Specifically, HB 3781 calls for actuarial scrutiny within a 30-day window after a rate filing. Advocates say that timeframe may be impractically short for assembling evidence and pursuing a challenge, especially without dedicated actuarial resources.
How the process unfolded this year
In late February, Bob Sullivan, a candidate in the race to replace Mulready, formally asked the department to hold a hearing on market competitiveness and said policyholders he represents intended to participate. By statute, the department was required to respond within 30 days.
Mulready missed that deadline and initially denied the request, saying the petitioner had not met the legal burden needed to rebut a presumption of competitiveness. Less than six weeks later, Mulready announced he would convene a hearing in September. He declined interview requests about the reversal.
The timing is politically sensitive: Mulready has roughly six months left in his eight-year term, and the outcome of any hearing would ultimately be his decision. That has drawn criticism from some consumer advocates who contend calling a hearing while publicly asserting a competitive market undercuts the proceeding’s impartiality.

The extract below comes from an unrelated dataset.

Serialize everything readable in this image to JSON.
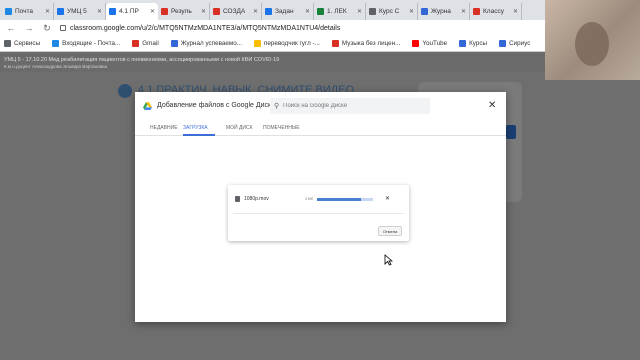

Responses and stakes for homeowners
The state’s insurance debate has widened beyond actuarial technicalities into public frustration. Investigations last year raised questions about the claim that hail losses alone explain Oklahoma’s high premiums, and reporting suggested market concentration may give a handful of firms outsized influence.
Plaintiffs attorneys who have secured settlements for homeowners contend they are protecting consumers, not driving up costs. Jeff Marr, an Oklahoma City attorney, said attributing rising premiums to litigation misreads where the cost pressures originate and effectively shifts insurer responsibility onto policyholders.
Mulready’s recent statement also criticized litigation as a driver of higher costs, a stance at odds with polling showing strong public support for policyholders’ rights to sue insurers.
What to watch next
The hearing date has not been finalized and the list of parties or an independent hearing officer has not been released. If the public is permitted to testify, the September proceeding may be the last direct opportunity for homeowners to present their concerns to Mulready before he exits office.
Key near-term items to follow:
- Formal scheduling and notice of the September hearing, including participation rules.
- Whether the Insurance Department secures outside actuarial expertise to meet the new 30-day review requirement.
- Any legal challenges to HB 3781’s implementation before the law takes effect on July 1, 2027.
For now, Oklahoma homeowners and policymakers will be watching to see whether the public hearing leads to substantive findings about market competition — and whether those findings translate into an enforceable check on rising insurance costs.